Tony Scott Tells Us About The Film, But Nothing About Chinese Censors, Blacklisted Director


The movie "Lost In Beijing" has been making the festival circuits and has now made its way to an art house in New York.
A.O. Scott in The New York Times speaks well of the movie that "in spite of its raw, explicit moments" is "at heart a sturdy morality tale about innocence and corruption, wealth and want, sex and power."
What Scott, surprisingly, makes no mention of, is that three weeks ago, China's film board canceled the film's screening license and blacklisted director Fang Li for two years. The reasons, which Fang disputes is improper promotion, deleted sex scenes making their way online, and showing an unauthorized version at the Berlin Film Festival.

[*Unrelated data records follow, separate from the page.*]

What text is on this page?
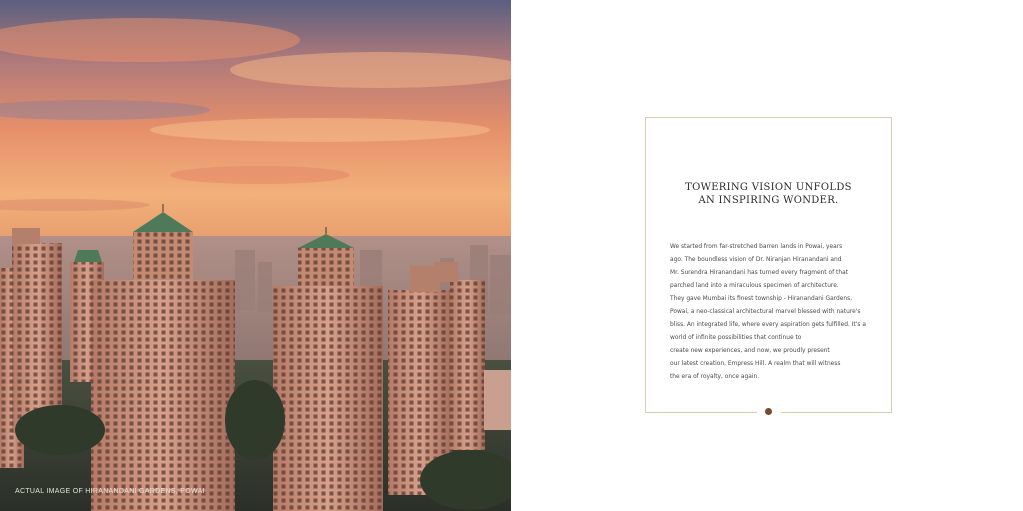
ACTUAL IMAGE OF HIRANANDANI GARDENS, POWAI
TOWERING VISION UNFOLDS
AN INSPIRING WONDER.
We started from far-stretched barren lands in Powai, years
ago. The boundless vision of Dr. Niranjan Hiranandani and
Mr. Surendra Hiranandani has turned every fragment of that
parched land into a miraculous specimen of architecture.
They gave Mumbai its finest township - Hiranandani Gardens,
Powai, a neo-classical architectural marvel blessed with nature's
bliss. An integrated life, where every aspiration gets fulfilled. It's a
world of infinite possibilities that continue to
create new experiences, and now, we proudly present
our latest creation, Empress Hill. A realm that will witness
the era of royalty, once again.
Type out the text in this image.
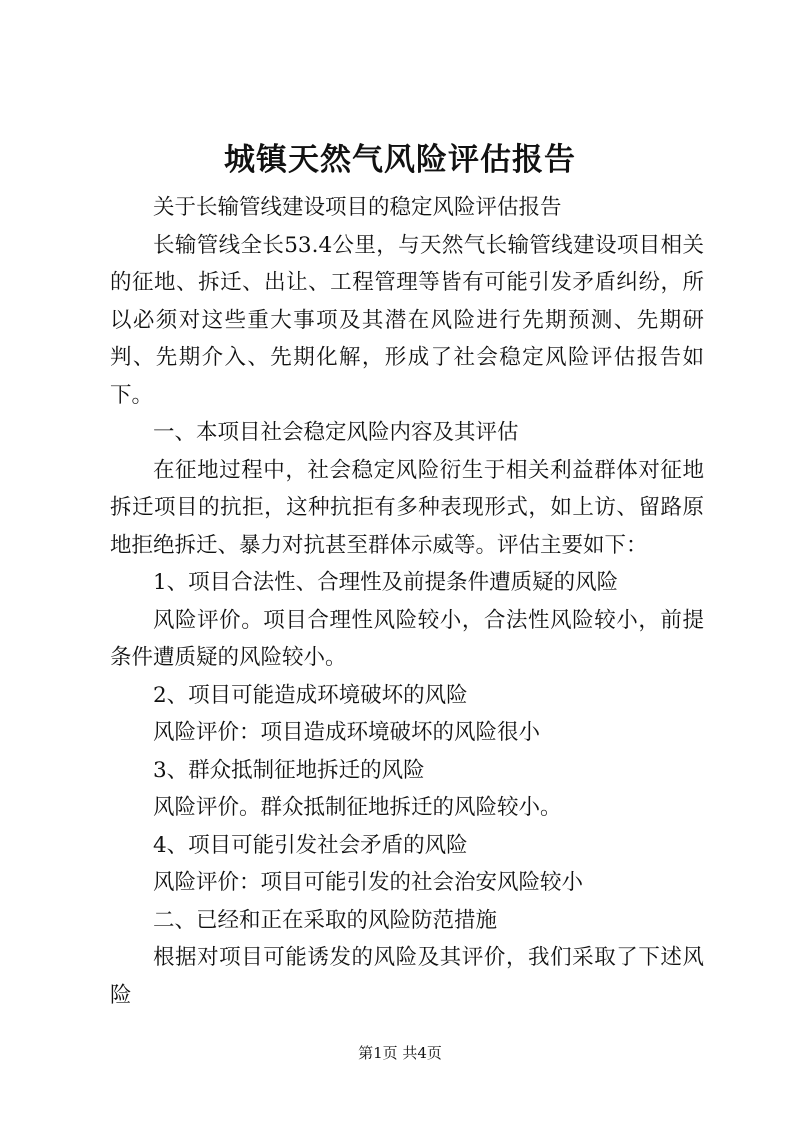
城镇天然气风险评估报告

关于长输管线建设项目的稳定风险评估报告

长输管线全长53.4公里，与天然气长输管线建设项目相关的征地、拆迁、出让、工程管理等皆有可能引发矛盾纠纷，所以必须对这些重大事项及其潜在风险进行先期预测、先期研判、先期介入、先期化解，形成了社会稳定风险评估报告如下。

一、本项目社会稳定风险内容及其评估

在征地过程中，社会稳定风险衍生于相关利益群体对征地拆迁项目的抗拒，这种抗拒有多种表现形式，如上访、留路原地拒绝拆迁、暴力对抗甚至群体示威等。评估主要如下：

1、项目合法性、合理性及前提条件遭质疑的风险

风险评价。项目合理性风险较小，合法性风险较小，前提条件遭质疑的风险较小。

2、项目可能造成环境破坏的风险

风险评价：项目造成环境破坏的风险很小

3、群众抵制征地拆迁的风险

风险评价。群众抵制征地拆迁的风险较小。

4、项目可能引发社会矛盾的风险

风险评价：项目可能引发的社会治安风险较小

二、已经和正在采取的风险防范措施

根据对项目可能诱发的风险及其评价，我们采取了下述风险

第1页 共4页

All of this was mentioned in what was ostensibly a review in The New York Sun, where Grady Hendrix took the opposite approach of Scott and focused almost exclusively on the controversy surrounding "Lost In Beijing," rather than the movie itself.
To be fair, Jack Mathews' brief, mixed review in The Daily News, also omitted any mention of the dust-up, as did John Anderson's three-star assessment in Newsday, though Vinny Musetto in the Post alludes to it in his short, thumbs-down review.
Still, these are the kinds of movies that the Times owns the last word on, at least in newspapers. As such, the back story cries out to be mentioned, especially if it appears to be at least as interesting as the movie itself.